A mathematical model of salt-sensitive hypertension: the neurogenic hypothesis

Abstract

Salt sensitivity of arterial pressure (salt-sensitive hypertension) is a serious global health issue. The causes of salt-sensitive hypertension are extremely complex and mathematical models can elucidate potential mechanisms that are experimentally inaccessible. Until recently, the only mathematical model for long-term control of arterial pressure was the model of Guyton and Coleman; referred to as the G-C model. The core of this model is the assumption that sodium excretion is driven by renal perfusion pressure, the so-called 'renal function curve'. Thus, the G-C model dictates that all forms of hypertension are due to a primary shift of the renal function curve to a higher operating pressure. However, several recent experimental studies in a model of hypertension produced by the combination of a high salt intake and administration of angiotensin II, the AngII-salt model, are inconsistent with the G-C model.
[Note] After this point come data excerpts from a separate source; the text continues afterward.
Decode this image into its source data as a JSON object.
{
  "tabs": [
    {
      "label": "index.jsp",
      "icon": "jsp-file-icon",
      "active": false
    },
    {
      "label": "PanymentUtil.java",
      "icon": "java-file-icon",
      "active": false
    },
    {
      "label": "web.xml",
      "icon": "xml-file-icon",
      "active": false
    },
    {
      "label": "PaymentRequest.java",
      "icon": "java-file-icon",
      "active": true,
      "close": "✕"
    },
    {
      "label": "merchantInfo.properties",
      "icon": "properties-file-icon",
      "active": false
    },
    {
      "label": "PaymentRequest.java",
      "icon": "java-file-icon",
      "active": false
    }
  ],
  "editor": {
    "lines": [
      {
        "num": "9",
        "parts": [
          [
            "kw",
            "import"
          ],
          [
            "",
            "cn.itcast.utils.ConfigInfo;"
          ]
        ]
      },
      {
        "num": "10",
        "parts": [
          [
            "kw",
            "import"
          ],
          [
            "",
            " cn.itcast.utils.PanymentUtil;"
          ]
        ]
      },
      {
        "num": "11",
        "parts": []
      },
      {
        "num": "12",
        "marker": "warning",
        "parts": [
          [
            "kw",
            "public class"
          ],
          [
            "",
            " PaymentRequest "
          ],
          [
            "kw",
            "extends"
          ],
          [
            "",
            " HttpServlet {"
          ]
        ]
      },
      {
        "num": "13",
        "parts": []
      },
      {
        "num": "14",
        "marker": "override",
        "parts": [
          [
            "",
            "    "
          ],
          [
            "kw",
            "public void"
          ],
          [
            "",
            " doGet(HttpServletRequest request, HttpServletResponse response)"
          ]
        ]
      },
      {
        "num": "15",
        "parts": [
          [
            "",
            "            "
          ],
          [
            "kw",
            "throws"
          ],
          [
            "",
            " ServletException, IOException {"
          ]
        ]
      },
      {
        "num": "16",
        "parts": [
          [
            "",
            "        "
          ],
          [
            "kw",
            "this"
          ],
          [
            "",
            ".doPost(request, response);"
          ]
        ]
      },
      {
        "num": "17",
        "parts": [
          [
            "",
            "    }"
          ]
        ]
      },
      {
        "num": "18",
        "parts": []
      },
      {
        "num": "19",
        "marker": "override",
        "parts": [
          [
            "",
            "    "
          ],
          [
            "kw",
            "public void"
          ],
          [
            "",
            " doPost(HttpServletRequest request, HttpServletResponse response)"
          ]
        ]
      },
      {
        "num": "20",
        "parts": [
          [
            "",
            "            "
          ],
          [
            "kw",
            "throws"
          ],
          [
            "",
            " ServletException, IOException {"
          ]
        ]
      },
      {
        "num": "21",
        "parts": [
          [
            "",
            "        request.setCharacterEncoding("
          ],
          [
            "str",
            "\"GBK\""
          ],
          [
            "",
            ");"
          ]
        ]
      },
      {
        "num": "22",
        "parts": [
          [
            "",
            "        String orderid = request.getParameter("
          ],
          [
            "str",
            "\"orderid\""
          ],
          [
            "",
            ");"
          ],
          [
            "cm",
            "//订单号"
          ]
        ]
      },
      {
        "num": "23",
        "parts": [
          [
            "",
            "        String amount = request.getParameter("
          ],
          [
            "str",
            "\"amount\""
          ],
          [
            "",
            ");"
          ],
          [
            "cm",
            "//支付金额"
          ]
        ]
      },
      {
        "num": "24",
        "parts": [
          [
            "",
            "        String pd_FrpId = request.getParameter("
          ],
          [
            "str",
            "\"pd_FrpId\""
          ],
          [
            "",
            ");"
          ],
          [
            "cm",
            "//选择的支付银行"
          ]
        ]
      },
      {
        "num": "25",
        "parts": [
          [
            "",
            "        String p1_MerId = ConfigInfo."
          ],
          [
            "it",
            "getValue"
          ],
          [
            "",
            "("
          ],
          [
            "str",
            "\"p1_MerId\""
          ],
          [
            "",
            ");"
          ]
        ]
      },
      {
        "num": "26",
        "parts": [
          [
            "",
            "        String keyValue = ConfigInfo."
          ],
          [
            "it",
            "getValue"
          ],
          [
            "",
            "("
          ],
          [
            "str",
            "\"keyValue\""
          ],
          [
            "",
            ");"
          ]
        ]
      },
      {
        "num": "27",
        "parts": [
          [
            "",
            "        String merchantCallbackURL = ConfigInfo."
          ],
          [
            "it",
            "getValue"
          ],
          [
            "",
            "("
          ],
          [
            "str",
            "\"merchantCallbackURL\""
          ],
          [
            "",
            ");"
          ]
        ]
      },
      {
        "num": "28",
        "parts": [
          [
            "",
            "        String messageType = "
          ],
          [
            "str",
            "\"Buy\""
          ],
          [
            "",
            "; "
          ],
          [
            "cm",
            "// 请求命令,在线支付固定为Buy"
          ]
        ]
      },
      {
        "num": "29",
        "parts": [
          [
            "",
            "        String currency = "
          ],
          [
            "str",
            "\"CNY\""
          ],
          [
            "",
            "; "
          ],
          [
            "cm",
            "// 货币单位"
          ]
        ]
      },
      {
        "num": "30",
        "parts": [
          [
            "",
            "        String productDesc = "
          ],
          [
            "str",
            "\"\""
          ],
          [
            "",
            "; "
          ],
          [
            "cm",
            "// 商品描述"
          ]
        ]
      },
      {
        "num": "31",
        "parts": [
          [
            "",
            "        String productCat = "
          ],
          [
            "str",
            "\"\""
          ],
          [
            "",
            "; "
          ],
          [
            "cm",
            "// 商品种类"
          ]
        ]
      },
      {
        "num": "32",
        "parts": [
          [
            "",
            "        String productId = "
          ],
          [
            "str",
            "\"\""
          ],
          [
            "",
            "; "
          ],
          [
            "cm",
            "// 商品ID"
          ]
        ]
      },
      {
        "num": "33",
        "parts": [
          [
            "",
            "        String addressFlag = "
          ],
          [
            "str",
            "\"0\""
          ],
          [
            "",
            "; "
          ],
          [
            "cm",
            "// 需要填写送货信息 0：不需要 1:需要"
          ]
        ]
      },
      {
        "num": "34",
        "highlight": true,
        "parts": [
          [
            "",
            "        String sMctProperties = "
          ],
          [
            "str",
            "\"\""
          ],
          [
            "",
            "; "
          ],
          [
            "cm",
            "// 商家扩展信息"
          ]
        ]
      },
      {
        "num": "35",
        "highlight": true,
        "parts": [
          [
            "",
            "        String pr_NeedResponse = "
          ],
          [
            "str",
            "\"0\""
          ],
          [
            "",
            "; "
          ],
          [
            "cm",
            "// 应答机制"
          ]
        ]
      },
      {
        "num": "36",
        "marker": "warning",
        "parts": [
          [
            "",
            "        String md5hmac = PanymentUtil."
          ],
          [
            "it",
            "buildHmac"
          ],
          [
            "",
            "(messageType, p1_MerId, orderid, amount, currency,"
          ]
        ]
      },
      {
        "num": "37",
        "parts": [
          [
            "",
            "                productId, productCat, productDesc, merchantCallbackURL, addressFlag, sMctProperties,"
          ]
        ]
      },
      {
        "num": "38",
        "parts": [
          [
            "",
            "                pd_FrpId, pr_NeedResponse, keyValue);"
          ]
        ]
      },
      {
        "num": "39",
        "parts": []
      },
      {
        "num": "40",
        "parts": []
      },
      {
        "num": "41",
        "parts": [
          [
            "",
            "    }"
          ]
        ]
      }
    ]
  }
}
We developed a new mathematical model that does not limit the cause of salt-sensitive hypertension solely to primary renal dysfunction. The model is the first known mathematical counterexample to the assumption that all salt-sensitive forms of hypertension require a primary shift of renal function: we show that in at least one salt-sensitive form of hypertension the requirement is not necessary. We will refer to this computational model as the 'neurogenic model'. In this Symposium Review we discuss how, despite fundamental differences between the G-C model and the neurogenic model regarding mechanisms regulating sodium excretion and vascular resistance, they generate similar haemodynamic profiles of AngII-salt hypertension. In addition, the steady-state relationships between arterial pressure and sodium excretion, a correlation that is often erroneously presented as the 'renal function curve', are also similar in both models. Our findings suggest that salt-sensitive hypertension is not due solely to renal dysfunction, as predicted by the G-C model, but may also result from neurogenic dysfunction.

Figure 1

A, the response of mean arterial pressure (MAP) to angiotensin II (AngII) administration (150 ng kg^–1 min^–1) in Sprague–Dawley rats consuming low (0.1%), normal (0.4%) or high (2.0%) salt diets. Values are 24 h averages measured by radiotelemetry. Figure from Osborn et al. (2011). B, responses of arterial pressure (AP; mmHg), cardiac output (CO; ml min^–1 kg^–1), body weight (BW; g), total peripheral resistance (TPR; mmHg kg^–1 min^–1) to increased salt intake (NaI; mequiv) in conscious dogs with ‘clamped plasma AngII’. Figure from Averina et al. (2012). C, simplified representation of the G-C model explanation of the relationship between arterial pressure, sodium excretion and sodium intake in AngII–salt hypertension. The two determinants of the long-term level of arterial pressure are: (1) the renal function curve and (2) sodium intake. The combination of a rightward shift of the renal function curve by AngII and increased sodium intake summates to increase extracellular fluid volume (ECFV), blood volume (BV), mean circulatory filling pressure (MCFP) and therefore cardiac output (CO). Cardiac output directly influences arterial pressure but also gradually increases total peripheral resistance as a result of autoregulation.

Figure 2

Schematic representation of the similarities and differences between the G-C (A) and ‘neurogenic’ (B) models. See text for details.

Figure 3

A, simulations for the G-C model (grey lines) and the neurogenic model (black lines) produced by our mathematical model (Fig. 2). Responses shown are; arterial pressure (AP), cardiac output (CO), blood volume (BV), total peripheral resistance (TPR), arterial splanchnic resistance (R_as), arterial extra-splanchnic resistance (R_ar), sodium intake (NaI) and normalized plasma angiotensin II (AngII). Sodium excretion responses are also shown. B, haemodynamic profile of AngII–salt hypertension in dogs (same as Fig. 1B) to be compared to the simulation results in A.

Figure 4

Schematic representation of the steady-state relationship between (A) sodium (Na) intake and arterial pressure and (B) arterial pressure and sodium excretion. See text for details.

Figure 5

Hypothetical mechanisms responsible for generation of the ‘AngII–salt sympathetic signature’. Inset box illustrates current efforts to model brainstem networks that generate this differential pattern of sympathetic activity. Figure adapted from Osborn et al. (2011).